Sean Coffey, the lawyer who won more than $6.15 billion in settlements for WorldCom Inc. investors, has no plans to return to practicing law after his defeat in a run for New York Attorney General.

“I’m retired from the practice of law,” Coffey, 54, said in a phone interview today. “I don’t see returning to practicing law, certainly in the near term.”

Coffey came in third in yesterday’s Democratic primary for the state’s top lawyer job with 16 percent of the vote, based on 98 percent of precincts reporting, behind winner Eric T. Schneiderman and Kathleen Rice, according to the New York Times.

Coffey, a former partner at New York’s Bernstein Litowitz Berger & Grossmann LLP, which represents investors in securities-fraud lawsuits against companies, won the WorldCom settlements in 2004 and 2005 following a collapse of the company linked to accounting fraud. A novel settlement with WorldCom’s former directors required them to pay a portion, a precedent that reverberated in boardrooms nationwide.

Coffey left Bernstein Litowitz in October to run for public office for the first time, seeking to succeed Andrew Cuomo, who is running for governor.

Coffey said he may teach law as an adjunct professor, and is considering writing an article about his 11 months running for office, for which he kept a diary.
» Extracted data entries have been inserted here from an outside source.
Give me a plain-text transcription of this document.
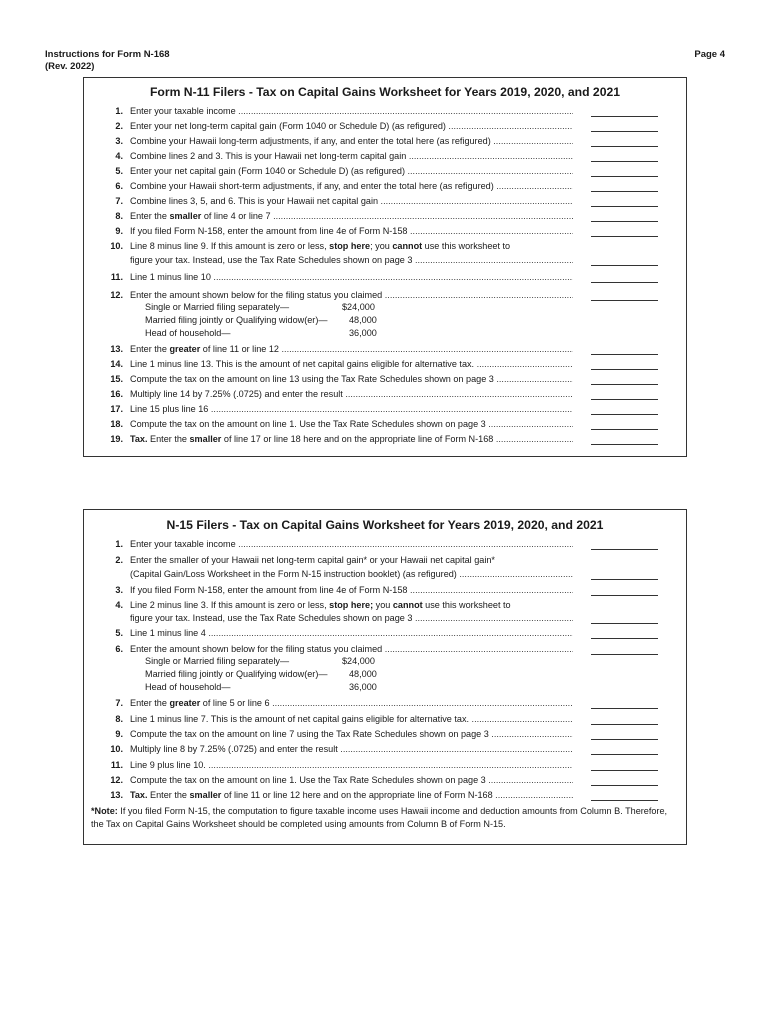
Instructions for Form N-168
(Rev. 2022)
Page 4
Form N-11 Filers - Tax on Capital Gains Worksheet for Years 2019, 2020, and 2021
1. Enter your taxable income .....
2. Enter your net long-term capital gain (Form 1040 or Schedule D) (as refigured) .....
3. Combine your Hawaii long-term adjustments, if any, and enter the total here (as refigured) .....
4. Combine lines 2 and 3. This is your Hawaii net long-term capital gain .....
5. Enter your net capital gain (Form 1040 or Schedule D) (as refigured) .....
6. Combine your Hawaii short-term adjustments, if any, and enter the total here (as refigured) .....
7. Combine lines 3, 5, and 6. This is your Hawaii net capital gain .....
8. Enter the smaller of line 4 or line 7 .....
9. If you filed Form N-158, enter the amount from line 4e of Form N-158 .....
10. Line 8 minus line 9. If this amount is zero or less, stop here; you cannot use this worksheet to
figure your tax. Instead, use the Tax Rate Schedules shown on page 3 .....
11. Line 1 minus line 10 .....
12. Enter the amount shown below for the filing status you claimed .....
Single or Married filing separately—	$24,000
Married filing jointly or Qualifying widow(er)— 48,000
Head of household—	36,000
13. Enter the greater of line 11 or line 12 .....
14. Line 1 minus line 13. This is the amount of net capital gains eligible for alternative tax. .....
15. Compute the tax on the amount on line 13 using the Tax Rate Schedules shown on page 3 .....
16. Multiply line 14 by 7.25% (.0725) and enter the result .....
17. Line 15 plus line 16 .....
18. Compute the tax on the amount on line 1. Use the Tax Rate Schedules shown on page 3 .....
19. Tax. Enter the smaller of line 17 or line 18 here and on the appropriate line of Form N-168 .....
N-15 Filers - Tax on Capital Gains Worksheet for Years 2019, 2020, and 2021
1. Enter your taxable income .....
2. Enter the smaller of your Hawaii net long-term capital gain* or your Hawaii net capital gain*
(Capital Gain/Loss Worksheet in the Form N-15 instruction booklet) (as refigured) .....
3. If you filed Form N-158, enter the amount from line 4e of Form N-158 .....
4. Line 2 minus line 3. If this amount is zero or less, stop here; you cannot use this worksheet to
figure your tax. Instead, use the Tax Rate Schedules shown on page 3 .....
5. Line 1 minus line 4 .....
6. Enter the amount shown below for the filing status you claimed .....
Single or Married filing separately—	$24,000
Married filing jointly or Qualifying widow(er)— 48,000
Head of household—	36,000
7. Enter the greater of line 5 or line 6 .....
8. Line 1 minus line 7. This is the amount of net capital gains eligible for alternative tax. .....
9. Compute the tax on the amount on line 7 using the Tax Rate Schedules shown on page 3 .....
10. Multiply line 8 by 7.25% (.0725) and enter the result .....
11. Line 9 plus line 10. .....
12. Compute the tax on the amount on line 1. Use the Tax Rate Schedules shown on page 3 .....
13. Tax. Enter the smaller of line 11 or line 12 here and on the appropriate line of Form N-168 .....
*Note: If you filed Form N-15, the computation to figure taxable income uses Hawaii income and deduction amounts from Column B. Therefore, the Tax on Capital Gains Worksheet should be completed using amounts from Column B of Form N-15.
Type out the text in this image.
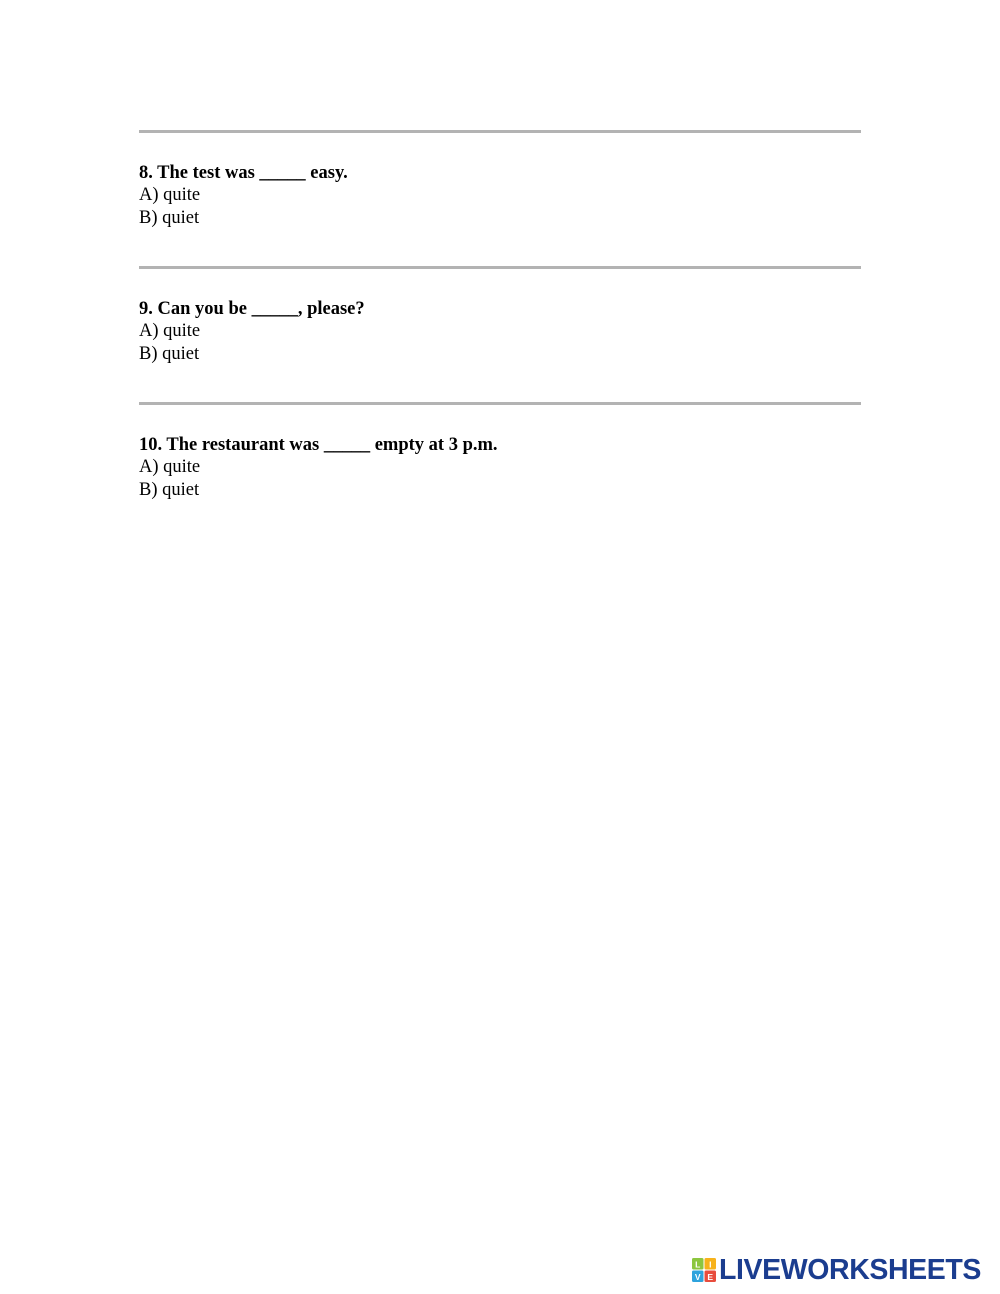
8. The test was _____ easy.
A) quite
B) quiet
9. Can you be _____, please?
A) quite
B) quiet
10. The restaurant was _____ empty at 3 p.m.
A) quite
B) quiet
L I
V E LIVEWORKSHEETS
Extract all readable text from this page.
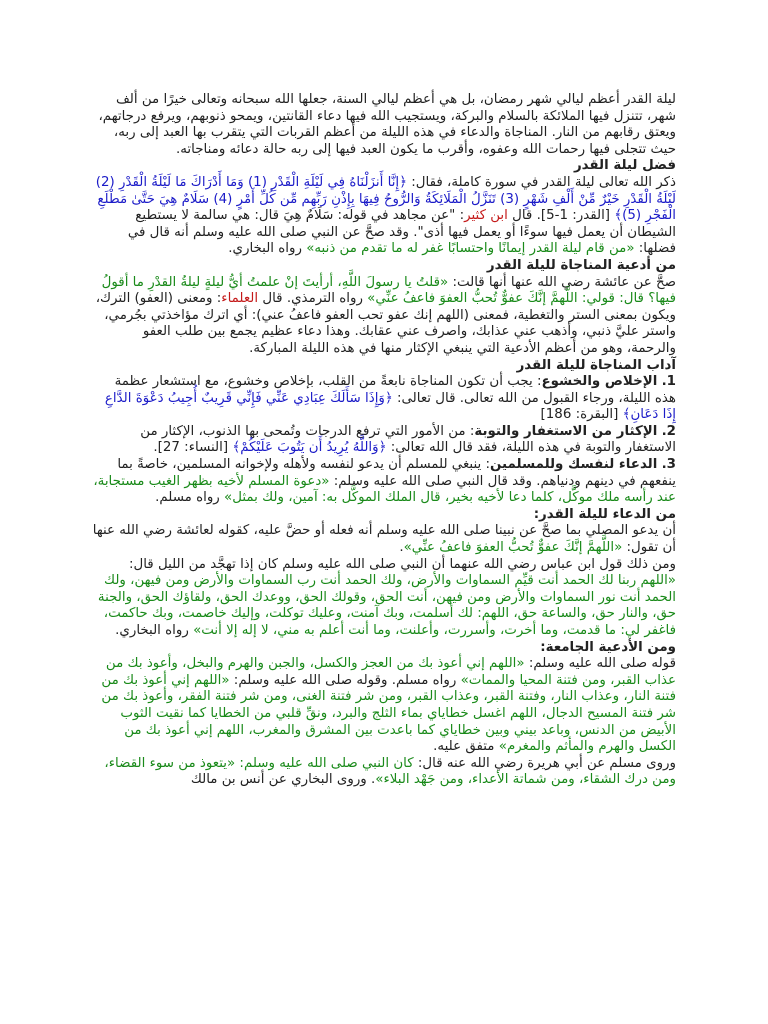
ليلة القدر أعظم ليالي شهر رمضان، بل هي أعظم ليالي السنة، جعلها الله سبحانه وتعالى خيرًا من ألف شهر، تتنزل فيها الملائكة بالسلام والبركة، ويستجيب الله فيها دعاء القانتين، ويمحو ذنوبهم، ويرفع درجاتهم، ويعتق رقابهم من النار. المناجاة والدعاء في هذه الليلة من أعظم القربات التي يتقرب بها العبد إلى ربه، حيث تتجلى فيها رحمات الله وعفوه، وأقرب ما يكون العبد فيها إلى ربه حالة دعائه ومناجاته.

فضل ليلة القدر

ذكر الله تعالى ليلة القدر في سورة كاملة، فقال: ﴿إِنَّا أَنزَلْنَاهُ فِي لَيْلَةِ الْقَدْرِ (1) وَمَا أَدْرَاكَ مَا لَيْلَةُ الْقَدْرِ (2) لَيْلَةُ الْقَدْرِ خَيْرٌ مِّنْ أَلْفِ شَهْرٍ (3) تَنَزَّلُ الْمَلَائِكَةُ وَالرُّوحُ فِيهَا بِإِذْنِ رَبِّهِم مِّن كُلِّ أَمْرٍ (4) سَلَامٌ هِيَ حَتَّىٰ مَطْلَعِ الْفَجْرِ (5)﴾ [القدر: 1-5]. قال ابن كثير: "عن مجاهد في قوله: سَلَامٌ هِيَ قال: هي سالمة لا يستطيع الشيطان أن يعمل فيها سوءًا أو يعمل فيها أذى". وقد صحَّ عن النبي صلى الله عليه وسلم أنه قال في فضلها: «من قام ليلة القدر إيمانًا واحتسابًا غفر له ما تقدم من ذنبه» رواه البخاري.

من أدعية المناجاة لليلة القدر

صحَّ عن عائشة رضي الله عنها أنها قالت: «قلتُ يا رسولَ اللَّهِ، أرأيتَ إنْ علمتُ أيُّ ليلةٍ ليلةُ القدْرِ ما أقولُ فيها؟ قال: قولي: اللَّهمَّ إنَّكَ عفوٌّ تُحبُّ العفوَ فاعفُ عنِّي» رواه الترمذي. قال العلماء: ومعنى (العفو) الترك، ويكون بمعنى الستر والتغطية، فمعنى (اللهم إنك عفو تحب العفو فاعفُ عني): أي اترك مؤاخذتي بجُرمي، واستر عليَّ ذنبي، وأذهب عني عذابك، واصرف عني عقابك. وهذا دعاء عظيم يجمع بين طلب العفو والرحمة، وهو من أعظم الأدعية التي ينبغي الإكثار منها في هذه الليلة المباركة.

آداب المناجاة لليلة القدر

1. الإخلاص والخشوع: يجب أن تكون المناجاة نابعةً من القلب، بإخلاص وخشوع، مع استشعار عظمة هذه الليلة، ورجاء القبول من الله تعالى. قال تعالى: ﴿وَإِذَا سَأَلَكَ عِبَادِي عَنِّي فَإِنِّي قَرِيبٌ أُجِيبُ دَعْوَةَ الدَّاعِ إِذَا دَعَانِ﴾ [البقرة: 186]

2. الإكثار من الاستغفار والتوبة: من الأمور التي ترفع الدرجات وتُمحى بها الذنوب، الإكثار من الاستغفار والتوبة في هذه الليلة، فقد قال الله تعالى: ﴿وَاللَّهُ يُرِيدُ أَن يَتُوبَ عَلَيْكُمْ﴾ [النساء: 27].

3. الدعاء لنفسك وللمسلمين: ينبغي للمسلم أن يدعو لنفسه ولأهله ولإخوانه المسلمين، خاصةً بما ينفعهم في دينهم ودنياهم. وقد قال النبي صلى الله عليه وسلم: «دعوة المسلم لأخيه بظهر الغيب مستجابة، عند رأسه ملك موكَّل، كلما دعا لأخيه بخير، قال الملك الموكَّل به: آمين، ولك بمثل» رواه مسلم.

من الدعاء لليلة القدر:

أن يدعو المصلي بما صحَّ عن نبينا صلى الله عليه وسلم أنه فعله أو حضَّ عليه، كقوله لعائشة رضي الله عنها أن تقول: «اللَّهمَّ إنَّكَ عفوٌّ تُحبُّ العفوَ فاعفُ عنِّي».

ومن ذلك قول ابن عباس رضي الله عنهما أن النبي صلى الله عليه وسلم كان إذا تهجَّد من الليل قال: «اللهم ربنا لك الحمد أنت قيِّم السماوات والأرض، ولك الحمد أنت رب السماوات والأرض ومن فيهن، ولك الحمد أنت نور السماوات والأرض ومن فيهن، أنت الحق، وقولك الحق، ووعدك الحق، ولقاؤك الحق، والجنة حق، والنار حق، والساعة حق، اللهم: لك أسلمت، وبك آمنت، وعليك توكلت، وإليك خاصمت، وبك حاكمت، فاغفر لي: ما قدمت، وما أخرت، وأسررت، وأعلنت، وما أنت أعلم به مني، لا إله إلا أنت» رواه البخاري.

ومن الأدعية الجامعة:

قوله صلى الله عليه وسلم: «اللهم إني أعوذ بك من العجز والكسل، والجبن والهرم والبخل، وأعوذ بك من عذاب القبر، ومن فتنة المحيا والممات» رواه مسلم. وقوله صلى الله عليه وسلم: «اللهم إني أعوذ بك من فتنة النار، وعذاب النار، وفتنة القبر، وعذاب القبر، ومن شر فتنة الغنى، ومن شر فتنة الفقر، وأعوذ بك من شر فتنة المسيح الدجال، اللهم اغسل خطاياي بماء الثلج والبرد، ونقِّ قلبي من الخطايا كما نقيت الثوب الأبيض من الدنس، وباعد بيني وبين خطاياي كما باعدت بين المشرق والمغرب، اللهم إني أعوذ بك من الكسل والهرم والمأثم والمغرم» متفق عليه.

وروى مسلم عن أبي هريرة رضي الله عنه قال: كان النبي صلى الله عليه وسلم: «يتعوذ من سوء القضاء، ومن درك الشقاء، ومن شماتة الأعداء، ومن جَهْد البلاء». وروى البخاري عن أنس بن مالك
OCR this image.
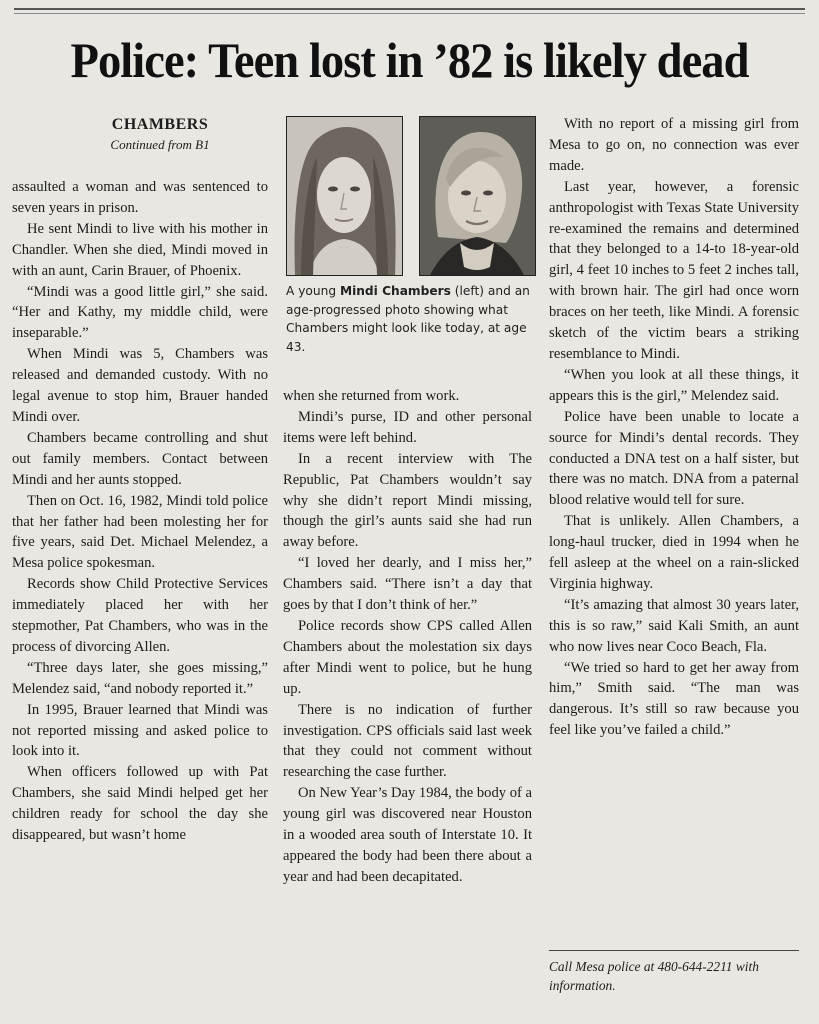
Police: Teen lost in ’82 is likely dead
CHAMBERS
Continued from B1

assaulted a woman and was sentenced to seven years in prison.

He sent Mindi to live with his mother in Chandler. When she died, Mindi moved in with an aunt, Carin Brauer, of Phoenix.

“Mindi was a good little girl,” she said. “Her and Kathy, my middle child, were inseparable.”

When Mindi was 5, Chambers was released and demanded custody. With no legal avenue to stop him, Brauer handed Mindi over.

Chambers became controlling and shut out family members. Contact between Mindi and her aunts stopped.

Then on Oct. 16, 1982, Mindi told police that her father had been molesting her for five years, said Det. Michael Melendez, a Mesa police spokesman.

Records show Child Protective Services immediately placed her with her stepmother, Pat Chambers, who was in the process of divorcing Allen.

“Three days later, she goes missing,” Melendez said, “and nobody reported it.”

In 1995, Brauer learned that Mindi was not reported missing and asked police to look into it.

When officers followed up with Pat Chambers, she said Mindi helped get her children ready for school the day she disappeared, but wasn’t home

A young Mindi Chambers (left) and an age-progressed photo showing what Chambers might look like today, at age 43.

when she returned from work.

Mindi’s purse, ID and other personal items were left behind.

In a recent interview with The Republic, Pat Chambers wouldn’t say why she didn’t report Mindi missing, though the girl’s aunts said she had run away before.

“I loved her dearly, and I miss her,” Chambers said. “There isn’t a day that goes by that I don’t think of her.”

Police records show CPS called Allen Chambers about the molestation six days after Mindi went to police, but he hung up.

There is no indication of further investigation. CPS officials said last week that they could not comment without researching the case further.

On New Year’s Day 1984, the body of a young girl was discovered near Houston in a wooded area south of Interstate 10. It appeared the body had been there about a year and had been decapitated.

With no report of a missing girl from Mesa to go on, no connection was ever made.

Last year, however, a forensic anthropologist with Texas State University re-examined the remains and determined that they belonged to a 14-to 18-year-old girl, 4 feet 10 inches to 5 feet 2 inches tall, with brown hair. The girl had once worn braces on her teeth, like Mindi. A forensic sketch of the victim bears a striking resemblance to Mindi.

“When you look at all these things, it appears this is the girl,” Melendez said.

Police have been unable to locate a source for Mindi’s dental records. They conducted a DNA test on a half sister, but there was no match. DNA from a paternal blood relative would tell for sure.

That is unlikely. Allen Chambers, a long-haul trucker, died in 1994 when he fell asleep at the wheel on a rain-slicked Virginia highway.

“It’s amazing that almost 30 years later, this is so raw,” said Kali Smith, an aunt who now lives near Coco Beach, Fla.

“We tried so hard to get her away from him,” Smith said. “The man was dangerous. It’s still so raw because you feel like you’ve failed a child.”

Call Mesa police at 480-644-2211 with information.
He said he also hopes to do some traveling with his family.

“I really was 100 percent focused on winning and, while understanding it was a long shot, didn’t spend any time thinking of the alternative,” he said. “I got 100,000 votes from people who two months ago didn’t know my name.”

Coffey said in an April interview that he got into the attorney-general race principally to clean up state government and that he would be vigilant with Wall Street if elected.

“I’m probably the only candidate running who doesn’t need to beat up Wall Street to prove he can beat up Wall Street,” he said at the time.